I do declare the results are mouthwatering, though.  Supremely worth it!  This is about 1/3" quilting on a longish stitch setting of 3.  Dense quilting results in a thin bumper that holds its shape and can't possibly be a threat to baby, in my opinion.  Plus, gorgeous.  mmmmmm.....

(seriously awesome) patchwork crib bumper

Today I finally finished binding it with that same Sweetwater print and attaching the ties.  FYI, when approached like an odd-shaped-quilt, this project is quite doable for any quilter.  I dug through lots of crib bumper tutorials that were very much not made for a quilter, before finding one that is.  You don't have to do this dense quilting, if you don't like, as you can see at the tutorial I followed.  Attaching the ties is probably the easiest part!

(seriously awesome) patchwork crib bumper

My bumper is patchwork blocks on the outside and Petite Fleur ABC's on the inside.  Colors were mostly inspired by the Petite Fleur palette.  The solid edging along the alphabets is Kona Rose.
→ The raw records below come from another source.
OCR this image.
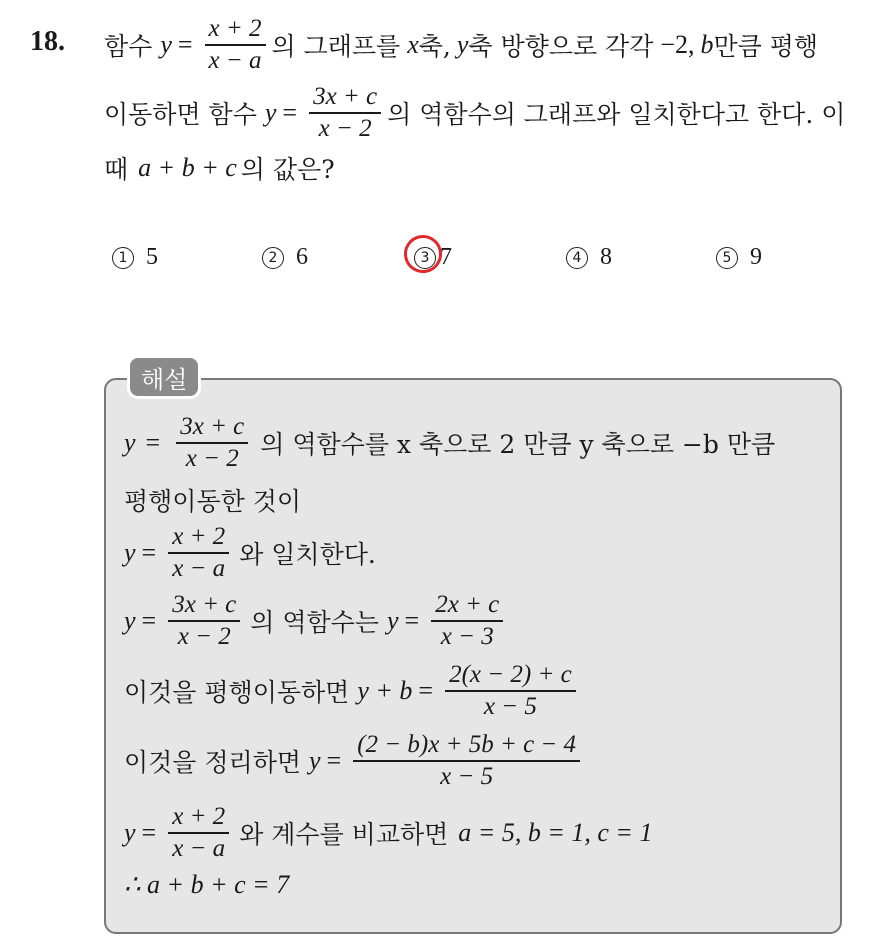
18. 함수 $y = \frac{x + 2}{x - a}$ 의 그래프를 x 축, y 축 방향으로 각각 −2, b 만큼 평행
이동하면 함수 $y = \frac{3x + c}{x - 2}$ 의 역함수의 그래프와 일치한다고 한다. 이
때 a + b + c 의 값은?
1 5	2 6	3 7	4 8	5 9
해설
$y = \frac{3x + c}{x - 2}$ 의 역함수를 x 축으로 2 만큼 y 축으로 −b 만큼
평행이동한 것이
$y = \frac{x + 2}{x - a}$ 와 일치한다.
$y = \frac{3x + c}{x - 2}$ 의 역함수는 $y = \frac{2x + c}{x - 3}$
이것을 평행이동하면 $y + b = \frac{2(x - 2) + c}{x - 5}$
이것을 정리하면 $y = \frac{(2 - b)x + 5b + c - 4}{x - 5}$
$y = \frac{x + 2}{x - a}$ 와 계수를 비교하면 a = 5, b = 1, c = 1
∴ a + b + c = 7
(seriously awesome) patchwork crib bumper

Oh that texture!  Love.

(seriously awesome) patchwork crib bumper

This is one of those projects that I could have skipped, but I'm so glad I didn't!  It's the best patchwork infusion in baby's room yet.  Thanks to Windham Fabrics for the Petite Fleur and to Carolyn Gavin for inspiring me with her retro alphabets.